SINGAPORE — A computer services provider has been slapped with a S$4,000 fine for a technical error that disclosed the personal data of more than 400 national servicemen last year.

The service provider, Option Gift, was in charge of Uniqrewards, an online portal through which NSmen redeem credits and gifts given by the Ministry of Defence (Mindef) and the Ministry of Home Affairs (MHA).

Releasing its grounds of decision in a report on Thursday (June 6), the Personal Data Protection Commission (PDPC) found that the company had failed to conduct “sufficient testing” before rolling out an erroneous programme script.

Last May, an employee at Option Gift failed to reset a service account password, and 427 servicemen did not receive confirmation emails for their redemption requests as a result.

The company detected this issue and, in an attempt to rectify the situation, wrote a separate programme script to regenerate and send out the confirmation emails.

However, this programme script was erroneous and caused the personal data of the NSmen to be sent to each other.

The report stated that the first recipient received the confirmation email that was intended for him as well as the confirmation emails for all the other 426 recipients.

The second recipient received the email that was intended for him as well as those for the subsequent 425 recipients, with the pattern continuing till the last NSmen.

As a result, the personal data of up to 426 NSmen were accidentally disclosed.

The data comprised the NSmen’s login identification for the online portal, their email addresses, delivery addresses and mobile phone numbers.

Upon discovering the mistake, the company emailed the affected NSmen an apology and asked them to delete all emails not intended for them.

It also informed the PDPC and gave the affected individuals an S$80 gift voucher as a gesture of apology.

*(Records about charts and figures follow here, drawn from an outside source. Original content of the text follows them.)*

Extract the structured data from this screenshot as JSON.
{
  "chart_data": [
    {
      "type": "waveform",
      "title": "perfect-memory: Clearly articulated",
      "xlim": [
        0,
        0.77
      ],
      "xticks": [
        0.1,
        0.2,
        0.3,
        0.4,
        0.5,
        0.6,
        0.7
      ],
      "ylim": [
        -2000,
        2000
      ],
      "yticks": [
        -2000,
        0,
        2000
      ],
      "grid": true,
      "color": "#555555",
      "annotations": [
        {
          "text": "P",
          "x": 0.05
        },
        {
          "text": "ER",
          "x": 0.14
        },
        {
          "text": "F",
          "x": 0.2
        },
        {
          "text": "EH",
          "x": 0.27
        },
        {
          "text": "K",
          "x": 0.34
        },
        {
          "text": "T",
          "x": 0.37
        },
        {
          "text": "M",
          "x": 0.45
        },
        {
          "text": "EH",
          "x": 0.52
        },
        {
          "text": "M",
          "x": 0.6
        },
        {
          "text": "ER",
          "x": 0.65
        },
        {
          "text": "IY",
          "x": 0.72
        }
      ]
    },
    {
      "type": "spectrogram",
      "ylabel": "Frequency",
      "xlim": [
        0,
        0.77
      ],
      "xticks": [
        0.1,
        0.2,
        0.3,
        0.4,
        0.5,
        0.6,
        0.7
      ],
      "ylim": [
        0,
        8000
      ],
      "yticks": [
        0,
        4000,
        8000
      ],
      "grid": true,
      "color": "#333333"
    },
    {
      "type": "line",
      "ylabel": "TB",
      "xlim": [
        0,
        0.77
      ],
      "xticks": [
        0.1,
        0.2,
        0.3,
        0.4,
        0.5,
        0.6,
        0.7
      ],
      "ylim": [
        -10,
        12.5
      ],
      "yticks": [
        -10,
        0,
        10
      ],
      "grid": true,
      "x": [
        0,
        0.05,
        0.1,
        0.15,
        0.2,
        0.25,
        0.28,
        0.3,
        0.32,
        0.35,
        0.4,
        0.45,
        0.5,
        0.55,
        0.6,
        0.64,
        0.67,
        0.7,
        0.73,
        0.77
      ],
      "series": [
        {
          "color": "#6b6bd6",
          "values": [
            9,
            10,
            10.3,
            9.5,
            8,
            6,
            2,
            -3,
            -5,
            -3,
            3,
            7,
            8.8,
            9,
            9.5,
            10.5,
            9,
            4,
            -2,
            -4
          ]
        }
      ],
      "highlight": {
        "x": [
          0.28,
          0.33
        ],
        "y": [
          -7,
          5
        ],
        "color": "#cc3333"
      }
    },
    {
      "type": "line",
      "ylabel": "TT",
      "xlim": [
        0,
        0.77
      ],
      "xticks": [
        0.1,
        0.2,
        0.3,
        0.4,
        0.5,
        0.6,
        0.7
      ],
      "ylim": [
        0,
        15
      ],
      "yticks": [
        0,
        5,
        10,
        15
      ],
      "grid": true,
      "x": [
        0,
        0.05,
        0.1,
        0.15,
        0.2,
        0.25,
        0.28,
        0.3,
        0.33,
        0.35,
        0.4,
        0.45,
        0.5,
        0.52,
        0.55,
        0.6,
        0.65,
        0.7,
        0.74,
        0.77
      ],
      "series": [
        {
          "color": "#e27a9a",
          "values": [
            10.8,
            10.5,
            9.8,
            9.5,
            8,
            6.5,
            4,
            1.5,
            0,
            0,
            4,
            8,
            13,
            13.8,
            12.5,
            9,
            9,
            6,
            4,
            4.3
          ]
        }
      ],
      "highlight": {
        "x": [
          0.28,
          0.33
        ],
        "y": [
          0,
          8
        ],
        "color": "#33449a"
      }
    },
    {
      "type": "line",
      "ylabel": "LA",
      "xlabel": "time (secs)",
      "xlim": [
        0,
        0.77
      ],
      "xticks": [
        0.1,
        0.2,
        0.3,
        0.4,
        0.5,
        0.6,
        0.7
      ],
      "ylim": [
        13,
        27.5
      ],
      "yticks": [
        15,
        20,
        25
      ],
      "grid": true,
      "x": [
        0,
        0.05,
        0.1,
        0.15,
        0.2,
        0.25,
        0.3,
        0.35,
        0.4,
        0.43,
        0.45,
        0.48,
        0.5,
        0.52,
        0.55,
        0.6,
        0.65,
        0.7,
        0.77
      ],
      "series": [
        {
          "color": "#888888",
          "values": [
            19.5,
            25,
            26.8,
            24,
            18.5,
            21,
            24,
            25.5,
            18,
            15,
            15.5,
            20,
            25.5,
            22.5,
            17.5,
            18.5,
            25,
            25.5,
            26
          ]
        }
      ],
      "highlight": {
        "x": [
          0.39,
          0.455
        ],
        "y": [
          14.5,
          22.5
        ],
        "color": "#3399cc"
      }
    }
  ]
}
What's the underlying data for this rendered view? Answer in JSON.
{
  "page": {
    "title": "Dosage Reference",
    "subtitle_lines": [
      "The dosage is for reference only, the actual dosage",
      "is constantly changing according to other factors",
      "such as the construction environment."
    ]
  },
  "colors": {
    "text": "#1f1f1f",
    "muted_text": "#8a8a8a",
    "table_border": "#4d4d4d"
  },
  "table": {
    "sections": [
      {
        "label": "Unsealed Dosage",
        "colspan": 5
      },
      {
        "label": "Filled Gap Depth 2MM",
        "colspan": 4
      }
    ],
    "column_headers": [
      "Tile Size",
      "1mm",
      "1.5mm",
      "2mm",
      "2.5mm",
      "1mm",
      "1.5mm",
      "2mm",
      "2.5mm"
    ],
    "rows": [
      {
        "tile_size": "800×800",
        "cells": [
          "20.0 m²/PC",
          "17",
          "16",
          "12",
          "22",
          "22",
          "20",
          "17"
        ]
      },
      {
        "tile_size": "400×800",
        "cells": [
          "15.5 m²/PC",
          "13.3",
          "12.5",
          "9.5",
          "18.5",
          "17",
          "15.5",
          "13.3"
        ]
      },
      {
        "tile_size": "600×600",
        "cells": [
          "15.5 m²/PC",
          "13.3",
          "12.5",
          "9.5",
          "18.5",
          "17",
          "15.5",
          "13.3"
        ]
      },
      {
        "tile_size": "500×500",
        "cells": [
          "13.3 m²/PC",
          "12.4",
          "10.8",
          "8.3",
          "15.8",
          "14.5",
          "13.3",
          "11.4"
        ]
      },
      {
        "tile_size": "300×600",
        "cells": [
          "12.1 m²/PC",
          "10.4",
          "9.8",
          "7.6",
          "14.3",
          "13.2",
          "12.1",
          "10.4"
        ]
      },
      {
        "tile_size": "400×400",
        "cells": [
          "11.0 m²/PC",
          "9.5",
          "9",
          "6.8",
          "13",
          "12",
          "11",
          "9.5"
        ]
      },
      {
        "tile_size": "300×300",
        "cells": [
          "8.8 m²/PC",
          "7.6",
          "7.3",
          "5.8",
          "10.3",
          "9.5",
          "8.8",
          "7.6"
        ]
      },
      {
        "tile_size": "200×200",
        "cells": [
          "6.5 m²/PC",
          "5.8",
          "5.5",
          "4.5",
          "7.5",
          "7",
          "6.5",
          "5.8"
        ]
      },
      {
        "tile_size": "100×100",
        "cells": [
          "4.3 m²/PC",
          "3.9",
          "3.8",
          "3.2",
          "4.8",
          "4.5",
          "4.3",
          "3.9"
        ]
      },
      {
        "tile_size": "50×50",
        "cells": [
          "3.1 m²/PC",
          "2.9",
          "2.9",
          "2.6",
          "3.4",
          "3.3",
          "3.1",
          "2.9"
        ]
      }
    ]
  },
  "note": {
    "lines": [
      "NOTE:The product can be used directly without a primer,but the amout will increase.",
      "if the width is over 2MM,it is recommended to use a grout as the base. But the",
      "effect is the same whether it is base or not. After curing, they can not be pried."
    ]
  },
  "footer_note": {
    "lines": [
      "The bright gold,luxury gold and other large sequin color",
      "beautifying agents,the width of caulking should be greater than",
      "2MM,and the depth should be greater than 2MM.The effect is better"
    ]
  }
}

The PDPC received complaints from two NSmen on June 12 and 13 last year.

To prevent the recurrence of similar errors, Option Gift introduced a standard operating procedure to document the process of resending confirmation emails.

Under this procedure, only authorised users, with the approval of the company’s data protection officer, may resend confirmation emails. An audit trail would also be created during this process.

In addition, all changes to the portal would be subjected to secondary checks.

The PDPC stated in its report that the service provider had failed to protect personal data in its possession under Section 24 of the Personal Data Protection Act. As such, the company could have been fined up to S$1 million.

In meting out the S$4,000 fine, the PDPC took into account the remedial actions taken by the company to enhance its backend system.

It also took into consideration the fact that the company had “voluntarily” notified the PDPC of the breach, and took “prompt action” by informing the affected individuals via email.